The debt-ceiling deal provides expedited permits allowing final construction of the pipeline to resume.  

The provision is a huge victory for Manchin, who faces what’s shaping up to be the toughest reelection contest of his Senate tenure next year, when he’s facing a popular — and wealthy — GOP governor in Jim Justice.  

The agreement also includes permitting reforms designed to expedite other energy infrastructure projects around the country, provisions Manchin can also point to next year.  

Senate Minority Leader Mitch McConnell (R-Ky.)  

Minority Leader Mitch McConnell (R-Ky.)

From the start, McConnell said that he would take a back seat on negotiations to raise the debt limit, insisting that it was a matter to be hashed out between the House and White House.  

Many didn’t believe him. But in the end, he got exactly what he wanted. 

The Senate GOP leader stayed on the sidelines throughout months of discussions over the borrowing limit, despite the White House trying to pull the Kentucky Republican into negotiations and Democrats hoping he would swoop in and land a debt limit deal with Biden, as the pair did in 2011. 

“It was clear from the outset that preserving the full faith and credit of the United States was going to come down to an agreement that could both pass the people’s House and earn the president’s signature,” McConnell said in remarks on the Senate floor Thursday. “In other words, direct negotiations between Speaker McCarthy and President Biden. Just like I’ve said for months.” 


The House Freedom Caucus 

Rep. Chip Roy (R-Texas)

Conservatives in the House Freedom Caucus didn’t like the final bill, but they couldn’t stop it. 

And in the end, the vote wasn’t even really close.  

“I’m trying to figure out exactly what conservatives should be happy about,” Rep. Byron Donalds (R-Fla.), a member of the group, said this week.  

The bill doesn’t cut spending as much as they wanted, suspends the debt ceiling for almost a year longer than conservatives had hoped, and excludes a long list of policy provisions favored by the GOP, including the repeal of green energy tax credits and an immediate end to Biden’s student loan forgiveness program.  

The bill also empowered McCarthy, who has to deal with threats to his continued Speakership from the right, but was able to signal his control over his conference with this week’s vote. 
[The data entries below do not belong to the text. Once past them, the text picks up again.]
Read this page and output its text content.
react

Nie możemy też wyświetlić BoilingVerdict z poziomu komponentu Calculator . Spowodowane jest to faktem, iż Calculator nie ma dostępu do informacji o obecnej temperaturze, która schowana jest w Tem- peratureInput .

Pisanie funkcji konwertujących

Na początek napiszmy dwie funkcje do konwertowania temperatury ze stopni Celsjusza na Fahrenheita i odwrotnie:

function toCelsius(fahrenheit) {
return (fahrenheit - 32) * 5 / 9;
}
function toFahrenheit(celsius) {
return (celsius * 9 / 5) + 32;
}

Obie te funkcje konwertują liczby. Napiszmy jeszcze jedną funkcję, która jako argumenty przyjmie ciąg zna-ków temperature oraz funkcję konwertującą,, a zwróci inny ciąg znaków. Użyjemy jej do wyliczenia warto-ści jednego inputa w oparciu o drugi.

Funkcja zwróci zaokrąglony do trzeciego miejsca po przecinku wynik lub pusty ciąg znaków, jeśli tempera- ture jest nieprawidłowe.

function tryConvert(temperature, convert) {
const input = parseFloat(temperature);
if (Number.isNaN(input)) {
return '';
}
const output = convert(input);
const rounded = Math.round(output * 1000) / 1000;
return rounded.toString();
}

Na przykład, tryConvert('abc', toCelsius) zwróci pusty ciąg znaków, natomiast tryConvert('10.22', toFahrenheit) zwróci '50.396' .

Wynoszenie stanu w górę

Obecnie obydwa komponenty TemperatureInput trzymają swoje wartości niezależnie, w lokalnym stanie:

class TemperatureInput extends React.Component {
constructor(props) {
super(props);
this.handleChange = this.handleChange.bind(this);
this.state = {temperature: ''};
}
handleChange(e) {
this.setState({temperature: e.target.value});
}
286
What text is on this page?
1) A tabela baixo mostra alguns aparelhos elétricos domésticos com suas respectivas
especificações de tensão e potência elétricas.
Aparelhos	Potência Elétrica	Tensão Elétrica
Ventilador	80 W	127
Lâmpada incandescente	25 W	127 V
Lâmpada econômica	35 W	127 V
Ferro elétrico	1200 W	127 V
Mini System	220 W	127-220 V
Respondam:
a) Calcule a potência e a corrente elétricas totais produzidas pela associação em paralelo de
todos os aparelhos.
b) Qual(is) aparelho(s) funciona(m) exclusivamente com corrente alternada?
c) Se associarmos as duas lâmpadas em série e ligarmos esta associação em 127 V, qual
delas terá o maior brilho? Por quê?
Rep. Pramila Jayapal (D-Wash.)

Liberals were also left grousing over the nature of the compromise, which included a long list of policies they oppose and led 46 of them in the House to vote against the legislation when it hit the floor Wednesday. Five Senate liberals also opposed the measure.

The progressives had urged Biden to hold the line in his demand for a “clean” debt ceiling hike, only to see the president come to the table and negotiate a host of cuts and policy changes.  

They had opposed any new work requirements for social benefit programs, only to see Democratic leaders agree to new limits on eligibility for low-income food assistance.  

They have howled at the notion of easing environmental reviews for energy infrastructure projects, which was included in the package.  

And they had urged the president to demand tax hikes, not just spending cuts, as a deficit-reduction strategy — yet another item excluded from the final deal.  

“This travesty has proven that we must once and for all reform the debt limit so that the working and poor people of this country can never be taken hostage again,” said Rep. Pramila Jayapal (D-Wash.), head of the Congressional Progressive Caucus.